Остров Дронов 3. Ктида, или «Лёд в пламени» - Александр Иванов 12 стр.


Так вот, значит, сидишь ты себе в дозоре, и ветер по-прежнему шумит и шуршит вовсю сухим и колючим от холода снегом, а тебе уже не скучно. И на душе уже тепло, и начинает она требовать чего-то необычного и странного. То ли смеяться ей хочется, то ли петь. То ли всё сразу и одновременно. Непонятно так делается на душе, неведомо и таинственно. Достанешь тогда Тетрадь, откроешь в нужном месте, возьмёшь в руки стило и пристально смотришь на пустой, чистый, как вековые снежные поля, лист. И думаешь при этом напряжённо, — а что бы такое этакое написать, хорошее и доброе? Долго-долго так сидишь, всё смотришь и думаешь. И ни-че-го в голову не приходит. А вьюга всё метёт, а метель всё воет, или там, пурга всё гонит и гонит по-надольдом колючую позёмку. А наперегонки со стелющейся этой позёмкой рваные тучи несутся по небу. И горизонт совсем размыло, и не видно ни черта — где небо, где земля, где что?

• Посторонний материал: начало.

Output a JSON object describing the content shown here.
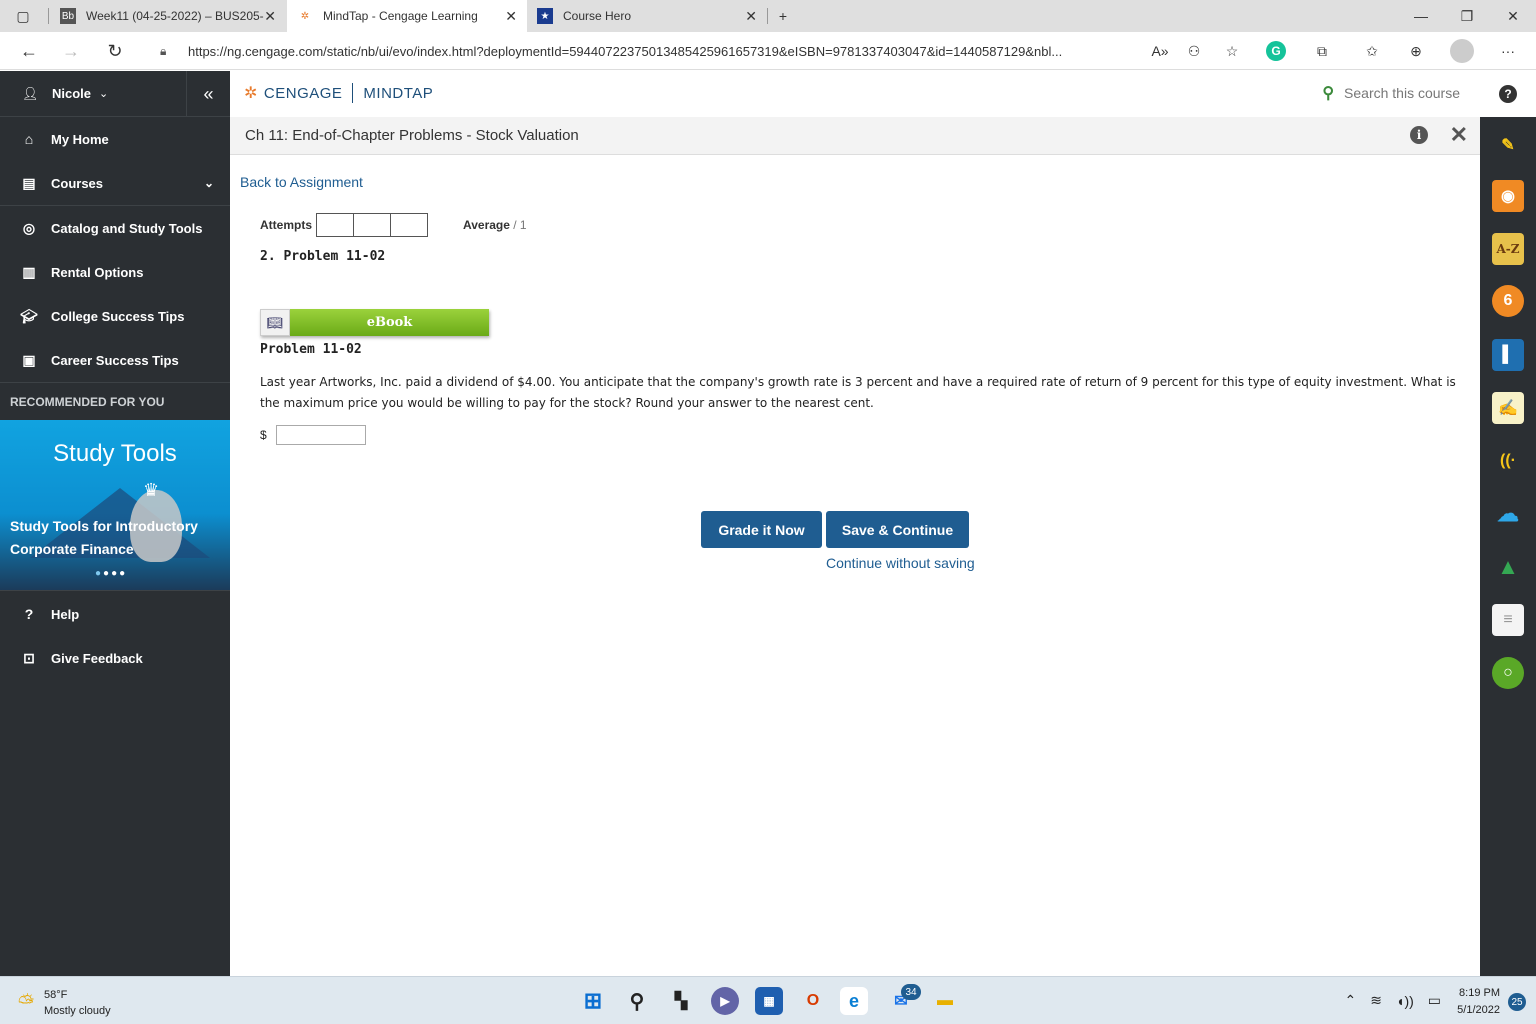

Солдаты попрятались от ненастья в свои снежно-ледовые укрытия — носу не высунут. Да и враг не дурак в такие круговерти налёты устраивать, прячется тоже где-нибудь на севере, за горами, за долами. Пусто в мире. Только снег и ветер. Только ветер и снег. И ты в крутящейся во тьме снежной кутерьме дозор несёшь. И тупо-тупо смотришь на тупо пустой белый лист…

Обычно так ничего и не происходит — посидишь, посидишь, и спрячешь тетрадь до лучших дней. Но иногда… Иногда на чистый-чистый лист ложатся строки. Не сами ложатся, конечно, а твоими стараниями. Переписываются оттуда, куда они пришли. Из головы. И получается тогда что-нибудь типа:

Это когда дозорный рядовой Абец Цаба один шесть часов ночью с волками бился, а мы еле-еле с подмогой подоспели только аж под утро. А он, весь израненный да избитый, ещё и в атаку вместе со всеми на врага пошёл! Вот это — настоящий герой.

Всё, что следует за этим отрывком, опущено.